When the mayor makes Arthur Parking Officer, he tries to tell the angry young men to move their cars, and they refuse.  Out of context, it would be easy to see Arthur as the victim, but he’s the one encouraging the problem that plagues Paris.  He’s the bad guy, not by malicious intent but by ignorance.  This is where the similarities to Nazi Germany begin to pile up.

Arthur never really assesses his role in this problem.  He is weak-willed, and the only reasons he joins the mayor is because he’s too scared to drive to get out of town.  Making a substantial effort to get away from the problem isn’t in him, so he sticks around and makes things worse.  Arthur doesn’t even triumph in the end.  When he kills the young man, he doesn’t express remorse for his actions even though the look on his face suggests he is deeply troubled.  Instead, in a strangely funny scene, he joyously exclaims that he’s not afraid to drive anymore.  It’s like if someone who is afraid of guns shoots a squirrel and then is happy that they’re not afraid of guns anymore.  His fear of cars is removed when he uses the car as a weapon.

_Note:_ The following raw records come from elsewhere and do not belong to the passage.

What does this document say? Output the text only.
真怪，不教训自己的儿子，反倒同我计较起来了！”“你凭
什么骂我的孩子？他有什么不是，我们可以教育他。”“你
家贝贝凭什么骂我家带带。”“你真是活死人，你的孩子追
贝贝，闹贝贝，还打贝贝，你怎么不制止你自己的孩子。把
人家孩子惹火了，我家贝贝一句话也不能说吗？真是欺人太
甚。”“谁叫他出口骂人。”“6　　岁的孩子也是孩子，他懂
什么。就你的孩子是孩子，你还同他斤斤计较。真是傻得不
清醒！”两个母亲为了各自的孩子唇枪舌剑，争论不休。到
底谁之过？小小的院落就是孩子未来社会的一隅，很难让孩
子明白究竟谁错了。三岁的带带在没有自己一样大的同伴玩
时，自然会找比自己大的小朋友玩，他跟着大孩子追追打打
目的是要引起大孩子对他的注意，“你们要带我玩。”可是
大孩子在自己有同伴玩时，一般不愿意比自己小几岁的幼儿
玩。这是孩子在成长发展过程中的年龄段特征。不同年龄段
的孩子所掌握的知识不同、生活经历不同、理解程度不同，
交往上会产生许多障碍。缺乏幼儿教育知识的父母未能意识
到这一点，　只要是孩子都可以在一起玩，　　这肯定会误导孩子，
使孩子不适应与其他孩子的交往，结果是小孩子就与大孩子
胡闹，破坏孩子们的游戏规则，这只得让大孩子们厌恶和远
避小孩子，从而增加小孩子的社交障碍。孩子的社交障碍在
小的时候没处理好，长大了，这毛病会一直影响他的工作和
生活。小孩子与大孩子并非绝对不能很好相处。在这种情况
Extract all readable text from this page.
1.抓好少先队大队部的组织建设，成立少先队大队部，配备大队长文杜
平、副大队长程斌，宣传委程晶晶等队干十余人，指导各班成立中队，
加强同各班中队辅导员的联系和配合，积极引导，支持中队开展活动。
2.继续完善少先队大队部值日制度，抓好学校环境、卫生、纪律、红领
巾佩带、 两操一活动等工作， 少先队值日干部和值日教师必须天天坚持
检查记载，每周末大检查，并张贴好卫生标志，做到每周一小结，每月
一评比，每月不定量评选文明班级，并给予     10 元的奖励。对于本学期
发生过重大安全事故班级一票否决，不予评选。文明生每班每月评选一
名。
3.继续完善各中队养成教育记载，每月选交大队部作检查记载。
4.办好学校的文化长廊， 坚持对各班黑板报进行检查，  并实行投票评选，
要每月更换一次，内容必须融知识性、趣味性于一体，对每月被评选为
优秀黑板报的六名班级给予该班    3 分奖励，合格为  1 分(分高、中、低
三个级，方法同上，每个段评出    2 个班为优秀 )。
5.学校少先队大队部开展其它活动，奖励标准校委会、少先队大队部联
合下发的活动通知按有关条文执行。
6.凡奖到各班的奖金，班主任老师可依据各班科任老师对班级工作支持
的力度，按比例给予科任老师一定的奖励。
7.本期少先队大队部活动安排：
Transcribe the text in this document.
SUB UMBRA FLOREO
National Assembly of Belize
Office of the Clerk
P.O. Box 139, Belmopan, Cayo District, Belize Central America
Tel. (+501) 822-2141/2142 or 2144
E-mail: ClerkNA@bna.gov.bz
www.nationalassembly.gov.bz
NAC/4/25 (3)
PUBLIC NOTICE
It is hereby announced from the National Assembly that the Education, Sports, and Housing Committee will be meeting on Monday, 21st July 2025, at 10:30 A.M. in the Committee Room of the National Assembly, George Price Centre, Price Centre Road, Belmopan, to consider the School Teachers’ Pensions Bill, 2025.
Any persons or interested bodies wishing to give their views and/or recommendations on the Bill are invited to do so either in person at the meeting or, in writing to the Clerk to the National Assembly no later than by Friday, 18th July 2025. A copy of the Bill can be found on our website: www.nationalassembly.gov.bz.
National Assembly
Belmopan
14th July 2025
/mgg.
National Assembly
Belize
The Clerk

Arthur remains just as ignorant in the end as he ever was, and probably much more so than he was at the beginning.

There is a lot of dark, unsettling humor in this film, including the label given to the “veggies.”  At the Pioneer’s Ball, the afflicted car crash survivors are ushered into the ball dressed as, it appeared, burn victims.  It shows just how much the town doesn’t feel the weight of its problem.  This is funny to them, and it’s not surprising that this is funny to them.  The town is probably filled with people like Arthur who wouldn’t initiate this kind of perspective or these actions on their own, but is easily directed by someone with twisted morals (like the mayor).

So this is a film about a town that self-destructs.  I suppose it might have been inevitable, or maybe this is just an optimistic viewpoint of some kind of evil.  The message of the film seems to be that organized evil never lasts.  Paris was built on death, and it ends with death, except for Arthur who gets away mostly unscathed.  So while the institutions of evil crumble, the people who are preyed on to spread that evil are always there.  They are like hosts, unaware of the destruction they are contributing to and spreading because all it takes is one shitty person with a loud mouth and a bunch of people willing to listen but unlikely to think.


When Arthur leaves town, he’s only thinking about himself, not about the town or what became of him.  He’s like a cockroach who survives a nuclear war.